Una televisión perfecta para ver este clásico indiscutible del género. En cualquier caso, aquel asombrado recuerdo de increíbles naves espaciales, astronautas intrépidos, bellas mujeres, científicos locos, robots sorprendentes y monstruos intergalácticos se ha visto ciertamente perjudicado por el visionado, muchos años más tarde, en mi televisión en color, gracias a uno de mis dos vídeos y con bastantes más resabios que en aquel entonces.

Como historia resulta interesante, y pese a que el argumento es ciertamente sólido, habría mucho que hablar respecto a ciertas propuestas, y su desarrollo no deja de ser ingenuo, o cuando menos, con demasiadas concesiones hacia el público adolescente al que parecían ir dirigidas este tipo de películas.

La rapidez con la que el capitán de los audaces expedicionarios seduce a la chica, lo esquemático, a excepción del Doctor Morbius, de los personajes, lo disparatado de algunos diálogos y, en definitiva, lo poco cuidada que está la parte artística de la película, contrasta con otros elementos que la han convertido en el clásico que es hoy.

En resumen, una nave es enviada desde la Tierra a uno de los planetas de Altair para investigar lo ocurrido con una expedición perdida algunos años atrás.
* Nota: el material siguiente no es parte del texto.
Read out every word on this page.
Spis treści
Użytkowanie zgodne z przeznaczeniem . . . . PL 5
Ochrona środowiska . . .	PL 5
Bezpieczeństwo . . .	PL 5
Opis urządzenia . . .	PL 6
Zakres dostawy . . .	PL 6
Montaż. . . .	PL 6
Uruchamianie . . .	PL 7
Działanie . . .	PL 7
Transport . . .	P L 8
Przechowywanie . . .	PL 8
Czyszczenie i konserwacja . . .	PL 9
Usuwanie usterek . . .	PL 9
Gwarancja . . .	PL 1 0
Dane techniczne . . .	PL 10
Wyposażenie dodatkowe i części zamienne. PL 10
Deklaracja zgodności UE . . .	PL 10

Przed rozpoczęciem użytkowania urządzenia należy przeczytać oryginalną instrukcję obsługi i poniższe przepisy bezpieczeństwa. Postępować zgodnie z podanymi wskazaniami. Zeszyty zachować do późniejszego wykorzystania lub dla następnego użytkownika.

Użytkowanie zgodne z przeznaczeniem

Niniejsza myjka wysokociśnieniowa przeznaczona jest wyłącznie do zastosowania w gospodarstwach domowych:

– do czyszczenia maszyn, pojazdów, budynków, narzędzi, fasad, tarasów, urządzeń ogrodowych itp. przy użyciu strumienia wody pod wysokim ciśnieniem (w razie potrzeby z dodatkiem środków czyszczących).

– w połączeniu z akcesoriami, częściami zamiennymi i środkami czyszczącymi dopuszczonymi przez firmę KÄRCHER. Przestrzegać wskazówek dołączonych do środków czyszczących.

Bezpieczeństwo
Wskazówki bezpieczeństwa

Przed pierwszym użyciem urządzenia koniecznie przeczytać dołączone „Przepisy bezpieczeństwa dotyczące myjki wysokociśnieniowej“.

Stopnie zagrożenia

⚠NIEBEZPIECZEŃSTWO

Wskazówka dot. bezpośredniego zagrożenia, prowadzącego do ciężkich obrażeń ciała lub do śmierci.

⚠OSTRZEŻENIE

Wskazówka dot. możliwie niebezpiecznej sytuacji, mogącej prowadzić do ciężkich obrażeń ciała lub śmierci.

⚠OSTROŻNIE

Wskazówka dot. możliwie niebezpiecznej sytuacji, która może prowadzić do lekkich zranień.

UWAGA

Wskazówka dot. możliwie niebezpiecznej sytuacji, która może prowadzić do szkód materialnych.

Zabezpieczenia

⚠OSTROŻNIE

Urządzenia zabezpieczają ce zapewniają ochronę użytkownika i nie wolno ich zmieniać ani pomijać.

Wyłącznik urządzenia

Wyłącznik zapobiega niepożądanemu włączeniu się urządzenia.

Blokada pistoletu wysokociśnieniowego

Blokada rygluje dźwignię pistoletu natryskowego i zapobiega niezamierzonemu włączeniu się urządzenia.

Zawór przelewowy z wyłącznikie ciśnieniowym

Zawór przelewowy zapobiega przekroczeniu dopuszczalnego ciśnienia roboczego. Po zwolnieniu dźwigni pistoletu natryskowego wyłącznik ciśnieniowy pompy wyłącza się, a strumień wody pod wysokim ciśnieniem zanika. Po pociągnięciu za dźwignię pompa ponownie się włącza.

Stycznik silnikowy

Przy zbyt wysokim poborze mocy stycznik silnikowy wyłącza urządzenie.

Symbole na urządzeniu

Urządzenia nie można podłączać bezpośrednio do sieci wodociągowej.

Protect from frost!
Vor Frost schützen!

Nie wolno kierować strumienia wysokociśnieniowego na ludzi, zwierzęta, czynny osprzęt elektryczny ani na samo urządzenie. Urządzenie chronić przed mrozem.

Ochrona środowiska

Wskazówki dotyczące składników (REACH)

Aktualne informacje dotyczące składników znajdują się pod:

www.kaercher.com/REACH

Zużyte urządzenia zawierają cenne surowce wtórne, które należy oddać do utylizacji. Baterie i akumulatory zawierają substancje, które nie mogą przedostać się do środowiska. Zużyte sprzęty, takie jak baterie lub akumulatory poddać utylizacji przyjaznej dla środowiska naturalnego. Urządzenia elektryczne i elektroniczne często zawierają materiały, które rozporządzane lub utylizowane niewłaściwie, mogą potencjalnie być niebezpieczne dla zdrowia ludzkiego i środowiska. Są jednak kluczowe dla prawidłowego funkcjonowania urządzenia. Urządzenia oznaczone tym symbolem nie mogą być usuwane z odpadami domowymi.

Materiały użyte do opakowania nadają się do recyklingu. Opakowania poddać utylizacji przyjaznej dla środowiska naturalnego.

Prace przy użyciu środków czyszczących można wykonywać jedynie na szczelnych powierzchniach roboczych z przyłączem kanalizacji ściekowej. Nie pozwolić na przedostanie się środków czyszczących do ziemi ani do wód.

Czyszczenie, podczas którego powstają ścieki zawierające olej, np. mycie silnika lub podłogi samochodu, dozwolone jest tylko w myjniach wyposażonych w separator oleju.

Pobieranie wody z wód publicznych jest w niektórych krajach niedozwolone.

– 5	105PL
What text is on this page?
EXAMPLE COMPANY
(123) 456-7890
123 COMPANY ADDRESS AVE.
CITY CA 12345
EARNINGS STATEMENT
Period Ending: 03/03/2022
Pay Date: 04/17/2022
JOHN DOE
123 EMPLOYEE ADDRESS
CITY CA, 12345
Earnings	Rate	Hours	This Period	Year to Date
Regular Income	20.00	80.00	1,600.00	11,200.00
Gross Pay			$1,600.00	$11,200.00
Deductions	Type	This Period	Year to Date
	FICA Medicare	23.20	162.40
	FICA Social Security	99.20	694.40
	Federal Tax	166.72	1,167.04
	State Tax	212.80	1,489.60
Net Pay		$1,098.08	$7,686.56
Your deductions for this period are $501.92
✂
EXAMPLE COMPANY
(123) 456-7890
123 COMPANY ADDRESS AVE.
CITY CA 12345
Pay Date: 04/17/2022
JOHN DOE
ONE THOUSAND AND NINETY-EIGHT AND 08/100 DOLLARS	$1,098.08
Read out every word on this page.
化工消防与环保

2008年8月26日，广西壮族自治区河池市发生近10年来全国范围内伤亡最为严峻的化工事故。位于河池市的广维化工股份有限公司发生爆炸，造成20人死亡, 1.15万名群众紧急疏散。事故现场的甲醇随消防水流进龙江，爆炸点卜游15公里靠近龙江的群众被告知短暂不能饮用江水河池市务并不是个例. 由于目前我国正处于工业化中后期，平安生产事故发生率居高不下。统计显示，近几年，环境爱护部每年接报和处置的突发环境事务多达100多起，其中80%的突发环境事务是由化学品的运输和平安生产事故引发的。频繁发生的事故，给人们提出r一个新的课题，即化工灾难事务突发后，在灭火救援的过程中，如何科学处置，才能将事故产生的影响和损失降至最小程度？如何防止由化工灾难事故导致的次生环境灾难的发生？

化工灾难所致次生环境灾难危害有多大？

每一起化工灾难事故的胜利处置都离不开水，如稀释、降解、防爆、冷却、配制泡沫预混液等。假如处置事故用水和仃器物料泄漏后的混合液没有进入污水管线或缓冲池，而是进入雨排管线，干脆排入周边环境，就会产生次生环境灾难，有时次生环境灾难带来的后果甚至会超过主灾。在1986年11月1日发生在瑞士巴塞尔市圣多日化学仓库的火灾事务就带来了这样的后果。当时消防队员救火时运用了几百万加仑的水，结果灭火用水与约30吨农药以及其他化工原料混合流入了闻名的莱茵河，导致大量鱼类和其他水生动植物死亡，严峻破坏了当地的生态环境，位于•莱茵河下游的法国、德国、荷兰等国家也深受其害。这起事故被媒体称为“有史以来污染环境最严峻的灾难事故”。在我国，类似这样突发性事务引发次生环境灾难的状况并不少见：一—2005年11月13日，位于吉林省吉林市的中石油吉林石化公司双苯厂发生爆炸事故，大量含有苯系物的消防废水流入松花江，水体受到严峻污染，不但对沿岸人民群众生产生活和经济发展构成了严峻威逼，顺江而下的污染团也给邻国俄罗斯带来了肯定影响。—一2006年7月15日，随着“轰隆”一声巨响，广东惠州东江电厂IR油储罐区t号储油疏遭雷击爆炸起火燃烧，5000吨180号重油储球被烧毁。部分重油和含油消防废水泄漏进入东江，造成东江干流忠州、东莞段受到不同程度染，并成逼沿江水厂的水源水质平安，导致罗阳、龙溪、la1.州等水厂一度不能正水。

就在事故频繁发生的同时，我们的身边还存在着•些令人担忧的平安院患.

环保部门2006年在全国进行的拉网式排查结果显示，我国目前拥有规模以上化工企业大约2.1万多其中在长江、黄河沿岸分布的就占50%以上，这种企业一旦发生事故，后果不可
Allí sólo encuentran como únicos supervivientes al Doctor Morbius y su hija Altaira. Al poco, empiezan a producirse extraños sucesos que culminarán con el ataque de Id, un terrible monstruo, invisible y de origen misterioso, de cuya amenaza ya había advertido el Doctor Morbius. Entre tanto los recién llegados son informados de la existencia de las ruinas de una antigua civilización, la de los krell, tecnológicamente muy refinados y de conocimientos extraordinariamente avanzados.

El monstruo es uno de los mayores aciertos de la película; nunca mostrado, sugerido siempre, entrevisto a veces, es una presencia inquietante de principio a fin, y más terrorífica aún cuando sólo se sabe de él en los momentos en los que se manifiesta con mayor violencia. Y no es que no se recreara el monstruo por falta de presupuesto, los efectos especiales y decorados son magníficos para la época en la que está realizada la película, las razones van más allá, buscando que el espectador se inquiete ante sus más íntimos miedos, que al cabo es lo que representa Id.

Otro gran acierto es el Doctor Morbius, fascinado por la cultura krill no sólo se ha sacrificado él mismo, también ha condenado a su hija a una reclusión de la que ella no es consciente hasta que llega el equipo de rescate, seducida por el exotismo de los miembros del mismo (naturalmente es la plana mayor quien acude a investigar) no tarda en caer bajo las artes amatorias de los astronautas, tan desarrolladas como su entrenamiento militar.

PLANETA PROHIBIDO es una película, muy de su tiempo, que se sigue viendo con agrado, aunque en ocasiones resulte demasiado ingenua para el cínico espectador del siglo XXI.